Co do zmarnowanych postaci i aktorów, dałbym tu jeszcze Mirandę graną przez Olę Nieśpielak. Postać służyła jedynie jako tło wątku Maćka i Arkadiusza, a potem w zapchajdziurze z Tyńcem i Elą.
W klanie teraz jest lepiej ponieważ pozbyli się malarza, jedyne na co można narzekać to Wiga i Beata oraz brak watku kryminalnego... myślałem że będzie coś z karczma Bolka, ale i to spieprzyli.

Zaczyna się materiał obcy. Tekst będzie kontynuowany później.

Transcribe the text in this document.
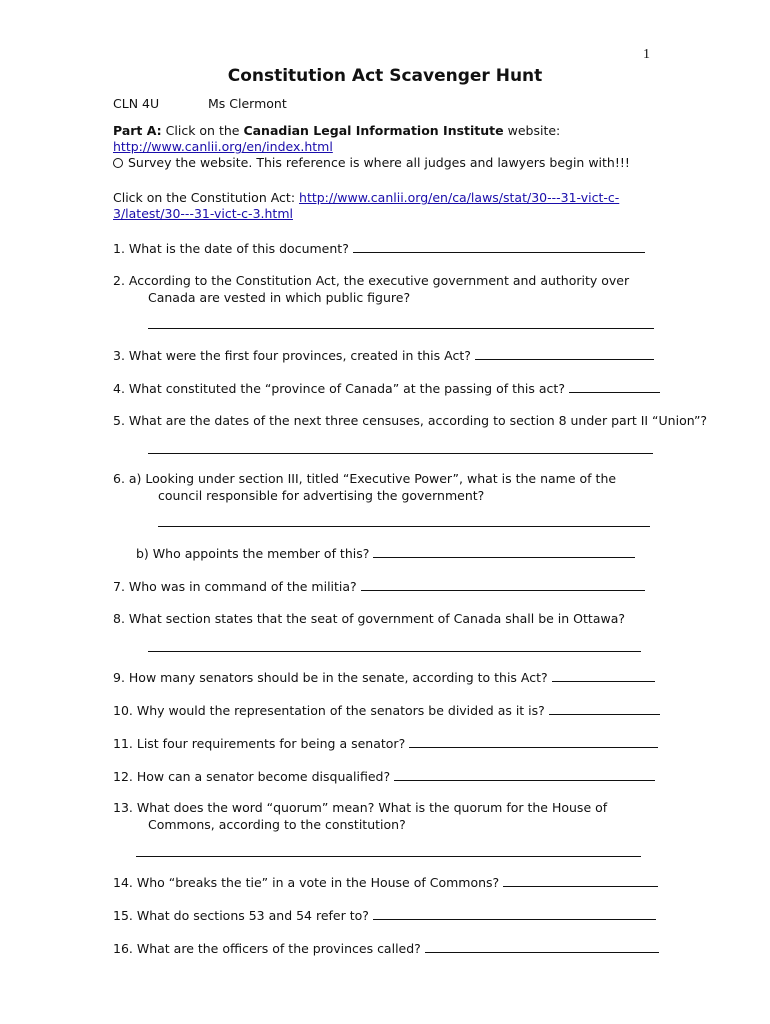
1
Constitution Act Scavenger Hunt
CLN 4U	Ms Clermont
Part A: Click on the Canadian Legal Information Institute website:
http://www.canlii.org/en/index.html
Survey the website. This reference is where all judges and lawyers begin with!!!
Click on the Constitution Act: http://www.canlii.org/en/ca/laws/stat/30---31-vict-c-
3/latest/30---31-vict-c-3.html
1. What is the date of this document?
2. According to the Constitution Act, the executive government and authority over
Canada are vested in which public figure?
3. What were the first four provinces, created in this Act?
4. What constituted the “province of Canada” at the passing of this act?
5. What are the dates of the next three censuses, according to section 8 under part II “Union”?
6. a) Looking under section III, titled “Executive Power”, what is the name of the
council responsible for advertising the government?
b) Who appoints the member of this?
7. Who was in command of the militia?
8. What section states that the seat of government of Canada shall be in Ottawa?
9. How many senators should be in the senate, according to this Act?
10. Why would the representation of the senators be divided as it is?
11. List four requirements for being a senator?
12. How can a senator become disqualified?
13. What does the word “quorum” mean? What is the quorum for the House of
Commons, according to the constitution?
14. Who “breaks the tie” in a vote in the House of Commons?
15. What do sections 53 and 54 refer to?
16. What are the officers of the provinces called?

Nie mów hop! Malarz może jeszcze powrócić! :)
Scenarzyści klanu potrafią spieprzyć wszystko, więc wydaje mi się,że już nie ma,co liczyć na ciekawe wątki! :-/
A teraz Vujkovic+Furtecka, pokazali ich przez moment jako potencjalną parę, nawet rozlili związek Vujkovica a potem srrrrrru i nie ma ich w ogóle.
A zobacz jak niedawno był wątek botoksowej lejdi i cyrkuśnika, jak go Jurek nazywa, no i od 3-4 miesięcy Tyniec pojawia się zupełnie sam.
I co więcej w ogóle nie wspomina o nikim.
Zapewne wrócił tylko na święta :) Ale może to stypendium jest tylko na semestr i już zaraz będzie z powrotem ;)
Oj, tak bardzo marzył o tym stypendium...dajmy mu spełnić marzenia, i tak sporo wycierpiał w swoim krótkim życiu.
Na teraz wyparowali:
- Stiepan z Furtecką. A pamiętacie, jak wszyscy przejmowaliśmy się jego rozstaniem z żona i myśleliśmy, że skoro ma pracować na UW, to zostanie z nami na dłuuuugo?
- Agata ze swoimi brwiami. No i Jackiem, jak również planami adopcyjnymi. Tu istnieje domniemanie, że rzeczone brwi ją przygniotły i nie może się ruszać.
Już niedługo do listy zapewne będzie można dopisać Alicję z mężem ;/ O siostrze Ministra z Guciem już chyba nikt na planie nie pamięta.